SAWT BEIRUT INTERNATIONAL

| 4 December 2021, Saturday |

Le Hezbollah craint-il les résultats des élections ou les résultats des négociations avec l’Iran concernant son influence ?

Un ambassadeur étranger à Beyrouth soulève des questions sur ce que le Hezbollah craint le plus : Les résultats des élections législatives que l’opposition au pouvoir actuel devrait remporter ? Ou bien craint-il l’évolution des accords internationaux avec l’Iran, que ce soit en ce qui concerne son programme nucléaire, ou ce qui vient ensuite concernant le contrôle de son influence dans la région et l’influence de ses alliés, que ce soit au Liban ou dans les pays arabes, où l’ingérence iranienne dans les affaires arabes est à son apogée.

L’ambassadeur a déclaré à « Sawt Beirut International » que les facteurs d’apaisement externes concernant la situation libanaise existent, et que les élections électorales sont attendues, à condition que les forces intérieures traitent avec calme les questions soulevées et n’aillent pas dans le sens de l’obstruction politique ou sécuritaire.

Selon l’ambassadeur, trois facteurs, s’ils continuent à exister, signifient que le calme international surmontera toute autre option qui pourrait être imposée par ceux qui n’ont aucun intérêt à sortir le Liban de l’effondrement. Premièrement, il s’agit du parrainage international de l’accord du Liban avec le Fonds monétaire international, qui est la clé de l’aide pour sauver la situation économique. Deuxièmement : la poursuite de la médiation américaine concernant la démarcation des frontières maritimes entre le Liban et Israël. Il s’agit là d’un autre indicateur de l’intérêt international, et il est tout aussi important de réaliser les réformes souhaitées qui ont été fixées comme condition à l’aide. Et le troisième : que les Américains, ainsi que les Français, et avec eux les Européens, sont toujours là pour faire pression et calmer la situation en interne. Et cette tendance est affectée par le climat actuel, où les allers-retours avec l’Iran le poussent à s’asseoir à la table des négociations pour revenir à l’accord nucléaire signé en 2015.

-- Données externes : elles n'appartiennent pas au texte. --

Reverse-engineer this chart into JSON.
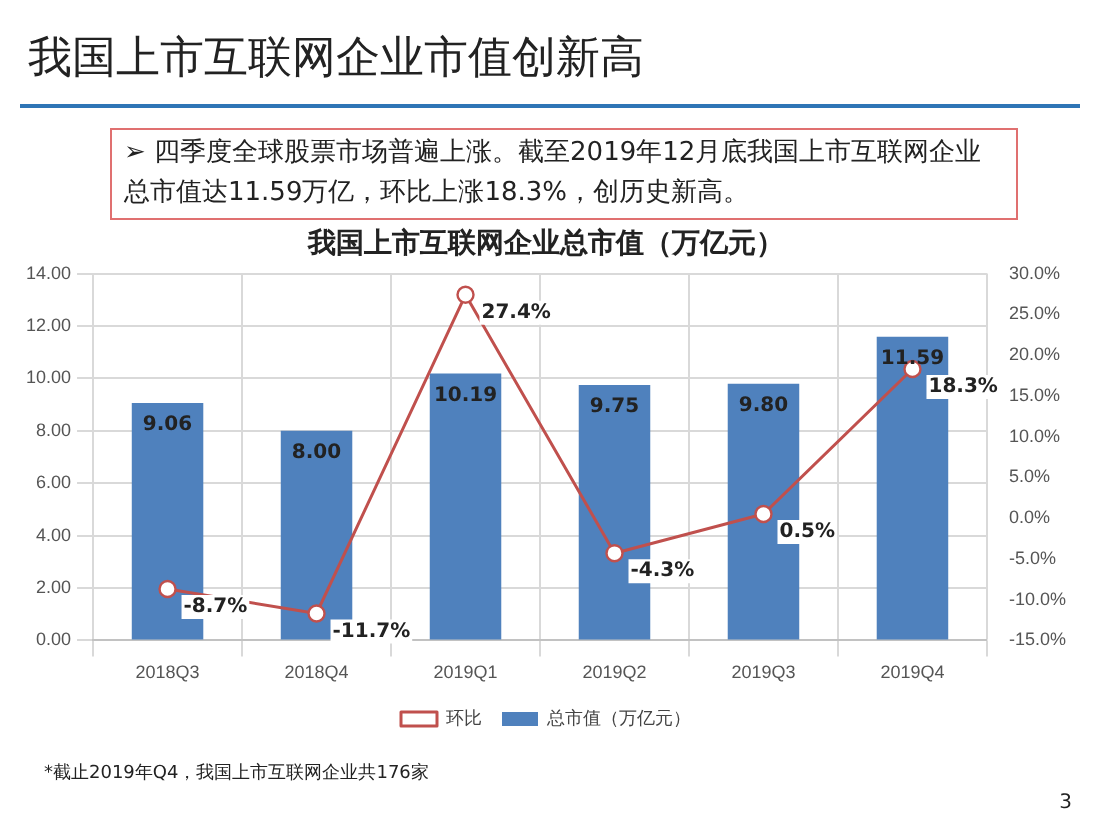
{
  "chart_data": {
    "type": "bar",
    "title": "我国上市互联网企业总市值（万亿元）",
    "annotations": [
      "我国上市互联网企业市值创新高",
      "➢ 四季度全球股票市场普遍上涨。截至2019年12月底我国上市互联网企业总市值达11.59万亿，环比上涨18.3%，创历史新高。",
      "*截止2019年Q4，我国上市互联网企业共176家",
      "3"
    ],
    "categories": [
      "2018Q3",
      "2018Q4",
      "2019Q1",
      "2019Q2",
      "2019Q3",
      "2019Q4"
    ],
    "series": [
      {
        "name": "总市值（万亿元）",
        "color": "#4f81bd",
        "values": [
          9.06,
          8.0,
          10.19,
          9.75,
          9.8,
          11.59
        ],
        "value_labels": [
          "9.06",
          "8.00",
          "10.19",
          "9.75",
          "9.80",
          "11.59"
        ]
      },
      {
        "name": "环比",
        "type": "line",
        "axis": "y2",
        "color": "#c0504d",
        "marker": "circle",
        "values": [
          -8.7,
          -11.7,
          27.4,
          -4.3,
          0.5,
          18.3
        ],
        "value_labels": [
          "-8.7%",
          "-11.7%",
          "27.4%",
          "-4.3%",
          "0.5%",
          "18.3%"
        ]
      }
    ],
    "ylim": [
      0,
      14
    ],
    "yticks": [
      {
        "value": 0,
        "label": "0.00"
      },
      {
        "value": 2,
        "label": "2.00"
      },
      {
        "value": 4,
        "label": "4.00"
      },
      {
        "value": 6,
        "label": "6.00"
      },
      {
        "value": 8,
        "label": "8.00"
      },
      {
        "value": 10,
        "label": "10.00"
      },
      {
        "value": 12,
        "label": "12.00"
      },
      {
        "value": 14,
        "label": "14.00"
      }
    ],
    "y2lim": [
      -15,
      30
    ],
    "y2ticks": [
      {
        "value": -15,
        "label": "-15.0%"
      },
      {
        "value": -10,
        "label": "-10.0%"
      },
      {
        "value": -5,
        "label": "-5.0%"
      },
      {
        "value": 0,
        "label": "0.0%"
      },
      {
        "value": 5,
        "label": "5.0%"
      },
      {
        "value": 10,
        "label": "10.0%"
      },
      {
        "value": 15,
        "label": "15.0%"
      },
      {
        "value": 20,
        "label": "20.0%"
      },
      {
        "value": 25,
        "label": "25.0%"
      },
      {
        "value": 30,
        "label": "30.0%"
      }
    ],
    "grid": true,
    "legend": "bottom"
  }
}
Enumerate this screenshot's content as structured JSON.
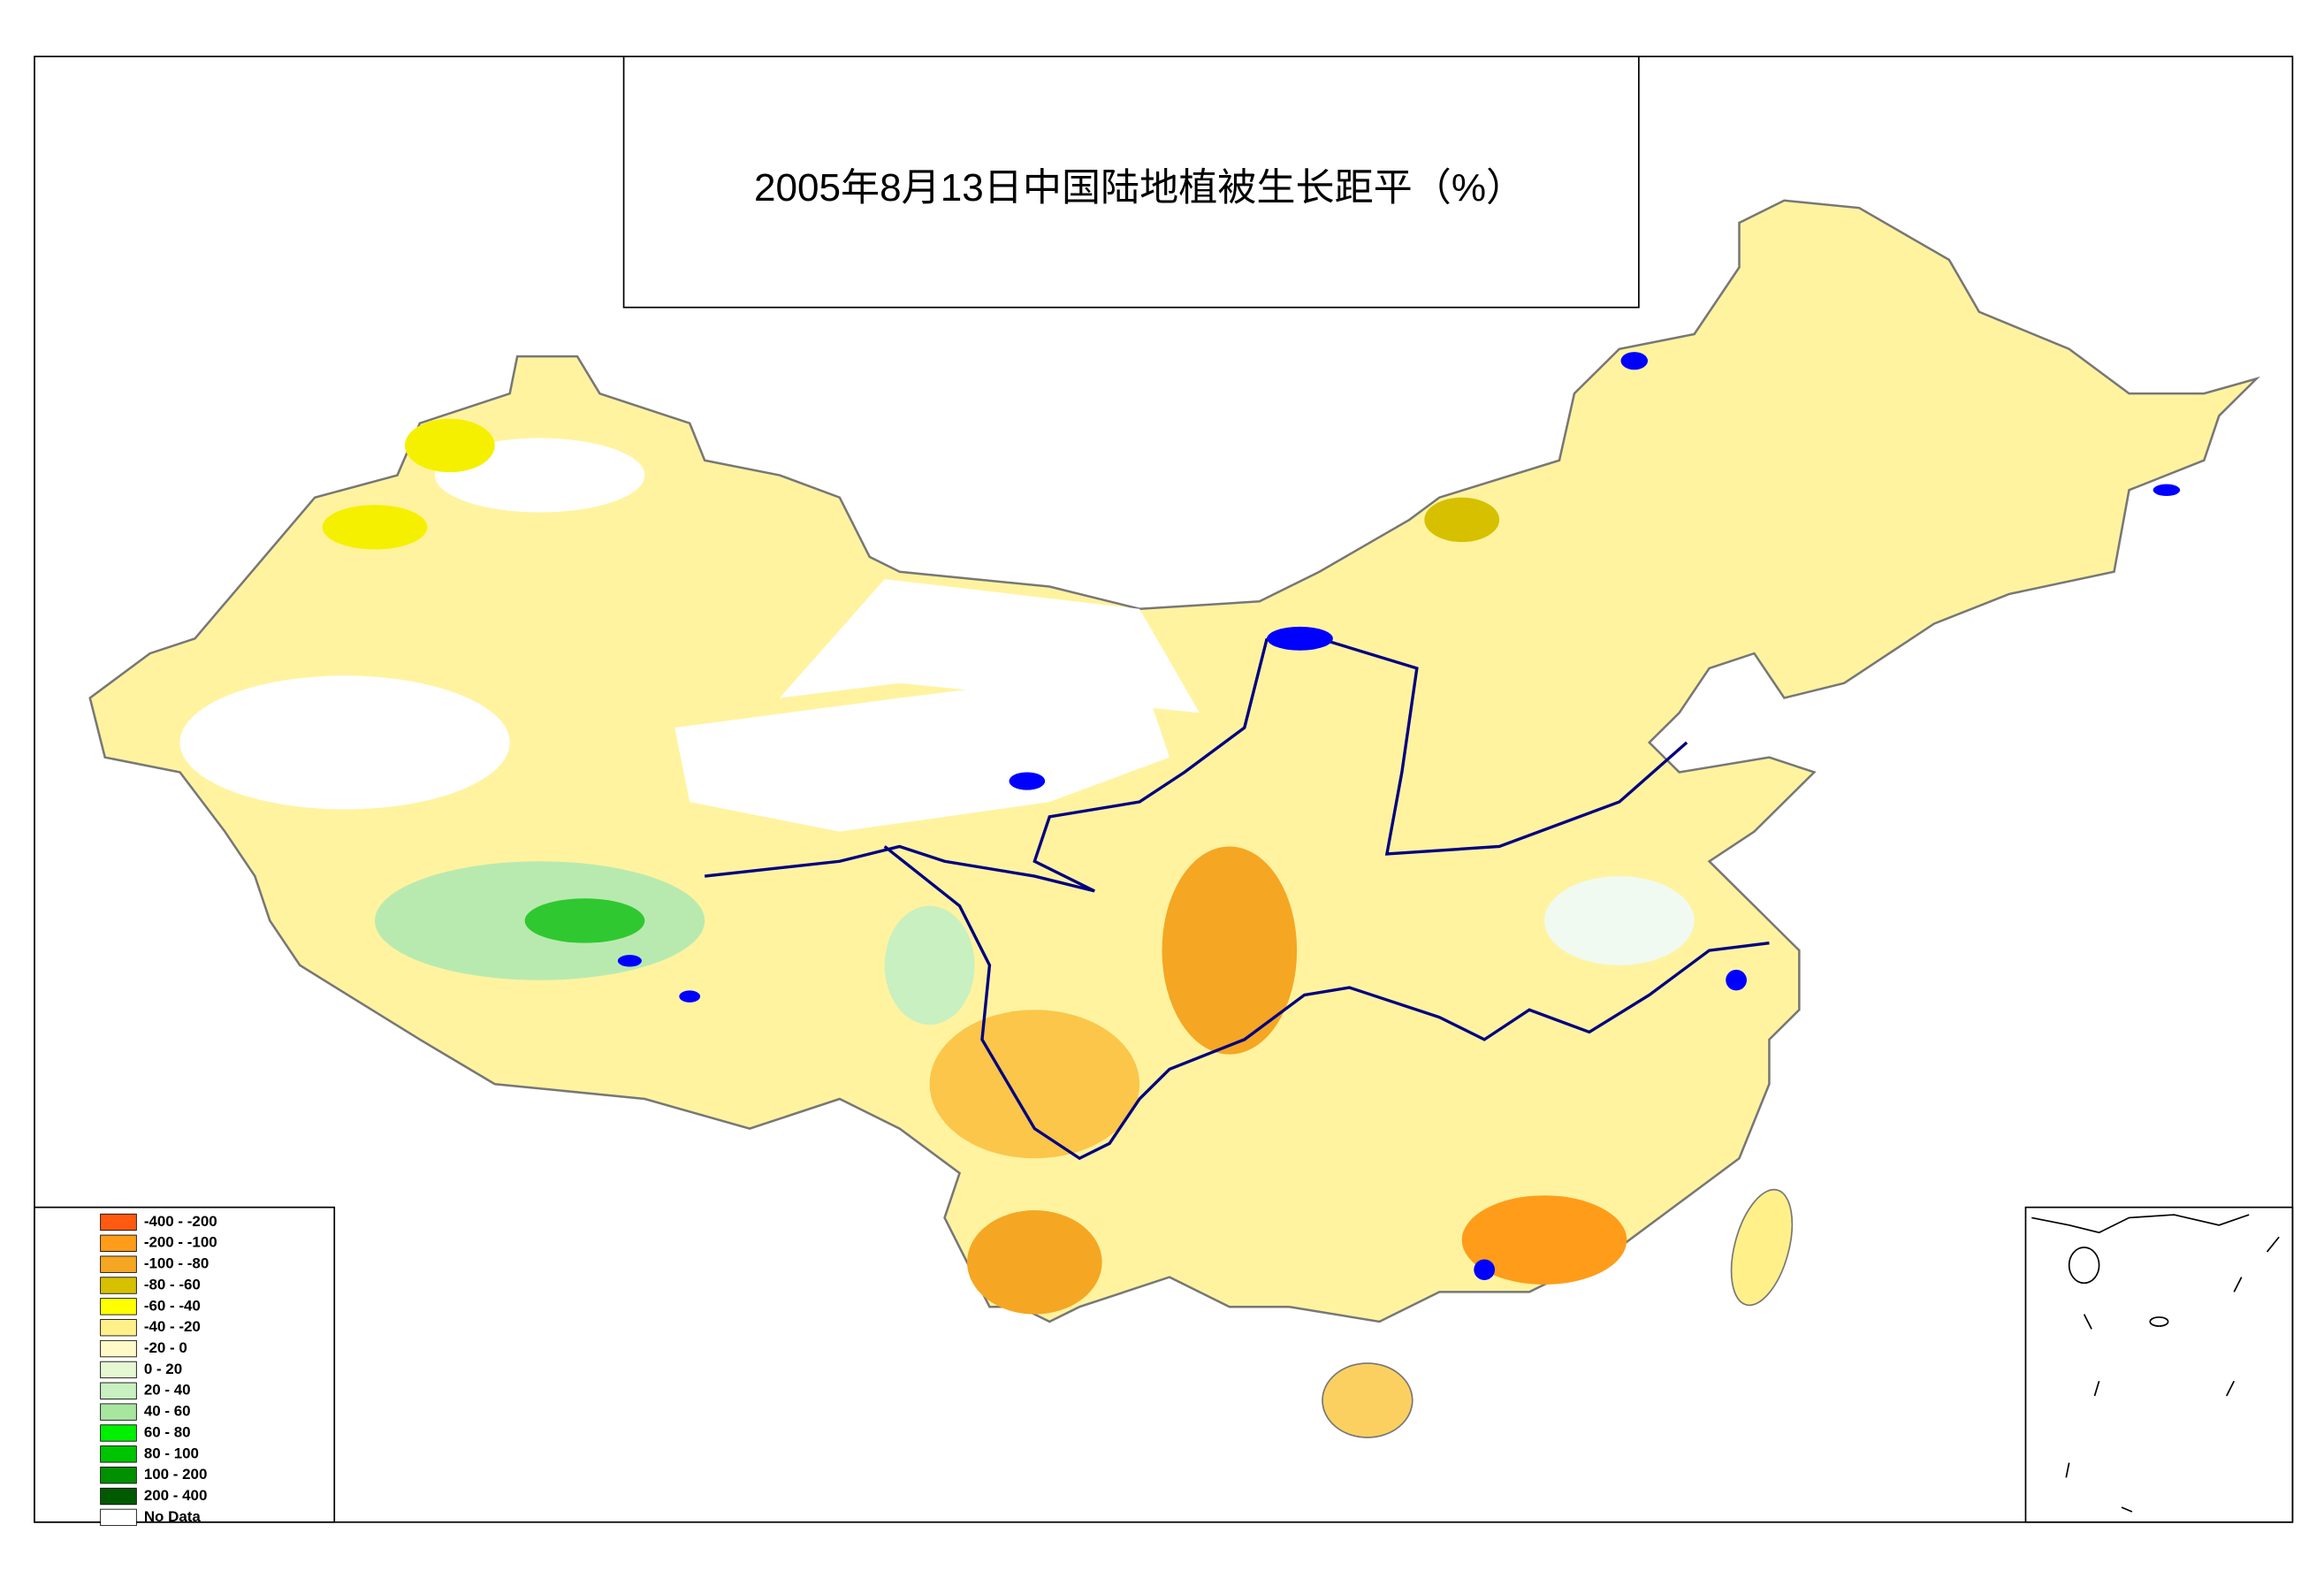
{
  "title": "2005年8月13日中国陆地植被生长距平（%）",
  "legend": [
    {
      "label": "-400 - -200",
      "color": "#ff5a10"
    },
    {
      "label": "-200 - -100",
      "color": "#ff9c1a"
    },
    {
      "label": "-100 - -80",
      "color": "#f5a623"
    },
    {
      "label": "-80 - -60",
      "color": "#d6c000"
    },
    {
      "label": "-60 - -40",
      "color": "#ffff00"
    },
    {
      "label": "-40 - -20",
      "color": "#fff08a"
    },
    {
      "label": "-20 - 0",
      "color": "#fffac8"
    },
    {
      "label": "0 - 20",
      "color": "#e6f8d2"
    },
    {
      "label": "20 - 40",
      "color": "#c8f0c0"
    },
    {
      "label": "40 - 60",
      "color": "#a8e6a0"
    },
    {
      "label": "60 - 80",
      "color": "#00f000"
    },
    {
      "label": "80 - 100",
      "color": "#00c400"
    },
    {
      "label": "100 - 200",
      "color": "#009000"
    },
    {
      "label": "200 - 400",
      "color": "#005a00"
    },
    {
      "label": "No Data",
      "color": "#ffffff"
    }
  ]
}
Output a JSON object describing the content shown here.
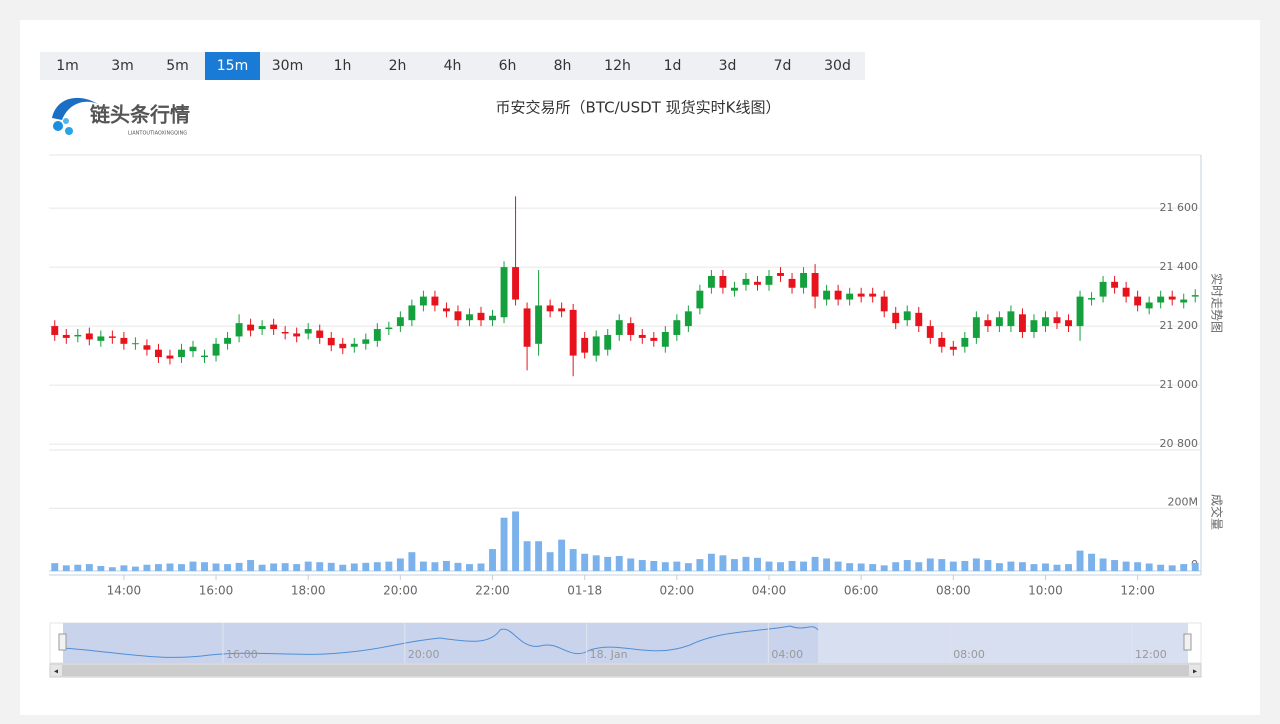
{
  "toolbar": {
    "intervals": [
      "1m",
      "3m",
      "5m",
      "15m",
      "30m",
      "1h",
      "2h",
      "4h",
      "6h",
      "8h",
      "12h",
      "1d",
      "3d",
      "7d",
      "30d"
    ],
    "active": 3
  },
  "logo": {
    "name": "链头条行情",
    "pinyin": "LIANTOUTIAOXINGQING"
  },
  "chart_data": {
    "type": "candlestick",
    "title": "币安交易所（BTC/USDT 现货实时K线图）",
    "y_axis_label": "实时走势图",
    "up_color": "#14a03c",
    "down_color": "#e8121c",
    "categories": [
      null,
      null,
      null,
      null,
      null,
      null,
      "14:00",
      null,
      null,
      null,
      null,
      null,
      null,
      null,
      "16:00",
      null,
      null,
      null,
      null,
      null,
      null,
      null,
      "18:00",
      null,
      null,
      null,
      null,
      null,
      null,
      null,
      "20:00",
      null,
      null,
      null,
      null,
      null,
      null,
      null,
      "22:00",
      null,
      null,
      null,
      null,
      null,
      null,
      null,
      "01-18",
      null,
      null,
      null,
      null,
      null,
      null,
      null,
      "02:00",
      null,
      null,
      null,
      null,
      null,
      null,
      null,
      "04:00",
      null,
      null,
      null,
      null,
      null,
      null,
      null,
      "06:00",
      null,
      null,
      null,
      null,
      null,
      null,
      null,
      "08:00",
      null,
      null,
      null,
      null,
      null,
      null,
      null,
      "10:00",
      null,
      null,
      null,
      null,
      null,
      null,
      null,
      "12:00",
      null,
      null,
      null,
      null,
      null
    ],
    "open": [
      21200,
      21170,
      21165,
      21175,
      21150,
      21165,
      21160,
      21140,
      21135,
      21120,
      21100,
      21095,
      21115,
      21095,
      21100,
      21140,
      21165,
      21205,
      21190,
      21205,
      21180,
      21175,
      21175,
      21185,
      21160,
      21140,
      21130,
      21140,
      21150,
      21190,
      21200,
      21220,
      21270,
      21300,
      21260,
      21250,
      21220,
      21245,
      21220,
      21230,
      21400,
      21260,
      21140,
      21270,
      21260,
      21255,
      21160,
      21100,
      21120,
      21170,
      21210,
      21170,
      21160,
      21130,
      21170,
      21200,
      21260,
      21330,
      21370,
      21320,
      21340,
      21350,
      21340,
      21380,
      21360,
      21330,
      21380,
      21290,
      21320,
      21290,
      21310,
      21310,
      21300,
      21245,
      21220,
      21245,
      21200,
      21160,
      21130,
      21130,
      21160,
      21220,
      21200,
      21200,
      21240,
      21180,
      21200,
      21230,
      21220,
      21200,
      21290,
      21300,
      21350,
      21330,
      21300,
      21260,
      21280,
      21300,
      21280,
      21300
    ],
    "high": [
      21220,
      21190,
      21190,
      21195,
      21185,
      21185,
      21180,
      21162,
      21155,
      21140,
      21120,
      21140,
      21150,
      21120,
      21160,
      21180,
      21240,
      21225,
      21220,
      21225,
      21200,
      21195,
      21210,
      21205,
      21180,
      21160,
      21160,
      21175,
      21210,
      21215,
      21250,
      21290,
      21320,
      21320,
      21280,
      21270,
      21260,
      21265,
      21255,
      21420,
      21640,
      21280,
      21390,
      21290,
      21280,
      21275,
      21180,
      21185,
      21190,
      21240,
      21230,
      21190,
      21180,
      21200,
      21240,
      21270,
      21340,
      21390,
      21390,
      21350,
      21380,
      21370,
      21390,
      21400,
      21380,
      21400,
      21410,
      21340,
      21340,
      21330,
      21330,
      21330,
      21320,
      21265,
      21270,
      21265,
      21220,
      21180,
      21150,
      21180,
      21250,
      21240,
      21250,
      21270,
      21260,
      21240,
      21250,
      21250,
      21240,
      21320,
      21315,
      21370,
      21370,
      21350,
      21320,
      21300,
      21320,
      21320,
      21310,
      21325
    ],
    "low": [
      21150,
      21140,
      21145,
      21135,
      21130,
      21140,
      21120,
      21120,
      21100,
      21075,
      21070,
      21075,
      21095,
      21075,
      21080,
      21120,
      21145,
      21165,
      21170,
      21170,
      21155,
      21145,
      21155,
      21140,
      21115,
      21105,
      21110,
      21120,
      21130,
      21170,
      21180,
      21200,
      21250,
      21250,
      21230,
      21200,
      21200,
      21200,
      21200,
      21210,
      21270,
      21050,
      21100,
      21230,
      21230,
      21030,
      21090,
      21080,
      21100,
      21150,
      21150,
      21140,
      21130,
      21110,
      21150,
      21180,
      21240,
      21310,
      21310,
      21300,
      21320,
      21320,
      21320,
      21350,
      21310,
      21310,
      21260,
      21270,
      21270,
      21270,
      21280,
      21280,
      21230,
      21190,
      21200,
      21180,
      21140,
      21110,
      21100,
      21110,
      21140,
      21180,
      21180,
      21180,
      21160,
      21160,
      21180,
      21190,
      21180,
      21150,
      21270,
      21280,
      21310,
      21280,
      21250,
      21240,
      21260,
      21270,
      21260,
      21280
    ],
    "close": [
      21170,
      21160,
      21170,
      21155,
      21165,
      21160,
      21140,
      21142,
      21120,
      21095,
      21090,
      21120,
      21130,
      21100,
      21140,
      21160,
      21210,
      21185,
      21200,
      21190,
      21175,
      21165,
      21190,
      21160,
      21135,
      21125,
      21140,
      21155,
      21190,
      21195,
      21230,
      21270,
      21300,
      21270,
      21250,
      21220,
      21240,
      21220,
      21235,
      21400,
      21290,
      21130,
      21270,
      21250,
      21250,
      21100,
      21110,
      21165,
      21170,
      21220,
      21170,
      21160,
      21150,
      21180,
      21220,
      21250,
      21320,
      21370,
      21330,
      21330,
      21360,
      21340,
      21370,
      21370,
      21330,
      21380,
      21300,
      21320,
      21290,
      21310,
      21300,
      21300,
      21250,
      21210,
      21250,
      21200,
      21160,
      21130,
      21120,
      21160,
      21230,
      21200,
      21230,
      21250,
      21180,
      21220,
      21230,
      21210,
      21200,
      21300,
      21295,
      21350,
      21330,
      21300,
      21270,
      21280,
      21300,
      21290,
      21290,
      21305
    ],
    "ylim": [
      20780,
      21780
    ],
    "yticks": [
      {
        "value": 20800,
        "label": "20 800"
      },
      {
        "value": 21000,
        "label": "21 000"
      },
      {
        "value": 21200,
        "label": "21 200"
      },
      {
        "value": 21400,
        "label": "21 400"
      },
      {
        "value": 21600,
        "label": "21 600"
      }
    ],
    "grid": true,
    "volume": {
      "label": "成交量",
      "color": "#7cb2ec",
      "values": [
        25,
        18,
        20,
        22,
        16,
        12,
        18,
        14,
        20,
        22,
        24,
        22,
        30,
        28,
        24,
        22,
        26,
        35,
        20,
        24,
        25,
        22,
        30,
        28,
        26,
        20,
        24,
        26,
        28,
        30,
        40,
        60,
        30,
        28,
        32,
        26,
        22,
        24,
        70,
        170,
        190,
        95,
        95,
        60,
        100,
        70,
        55,
        50,
        45,
        48,
        40,
        35,
        32,
        28,
        30,
        25,
        38,
        55,
        50,
        38,
        45,
        42,
        30,
        28,
        32,
        30,
        45,
        40,
        30,
        25,
        24,
        22,
        18,
        28,
        35,
        28,
        40,
        38,
        30,
        32,
        40,
        35,
        25,
        30,
        28,
        22,
        24,
        20,
        22,
        65,
        55,
        40,
        35,
        30,
        28,
        24,
        20,
        18,
        22,
        26
      ],
      "ylim": [
        0,
        370
      ],
      "yticks": [
        0,
        {
          "value": 200,
          "label": "200M"
        }
      ]
    }
  },
  "zoom": {
    "labels": [
      "16:00",
      "20:00",
      "18. Jan",
      "04:00",
      "08:00",
      "12:00"
    ]
  }
}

Et cet ambassadeur considère que le changement par les élections semble inévitable, mais les forces armées parient déjà que si elles ne sont pas capables de « perturber la situation », elles feront pression politiquement, et pourront atteindre la menace sécuritaire, afin de s’en tenir à l’équation après les élections que le Liban est basé sur le consensus et que tout est consensuel dans la composition de l’autorité. C’est ce qui s’est passé lorsque l’équipe souveraine du 14 mars a gagné les élections parlementaires précédentes. Il est donc important d’aborder le problème des armes en dehors du cadre de l’État, car s’il n’est pas abordé, il restera dans sa fonction et constituera une menace pour toute voie démocratique. Par conséquent, les forces souveraines se dirigent vers les capitales du monde, parallèlement aux préparatifs des élections, pour expliquer la situation libanaise et les défis politiques et sécuritaires auxquels le peuple est confronté.

Il affirme également que ce que la partie qui possède des armes craint le plus, ce sont les détails des solutions internationales avec l’Iran pendant la phase des négociations nucléaires, et au-delà de cette phase, car l’influence de l’Iran et de ses alliés dans la région sera au centre des discussions. C’est-à-dire que les alliés sont pleinement conscients que leur sort est lié aux solutions internationales-régionales à un moment où il est certain que Washington ne laissera le Liban à aucune autre partie, ni internationale ni régionale, et n’acceptera pas qu’il soit un prix de consolation pour les progrès réalisés à la lumière des négociations avec l’Iran.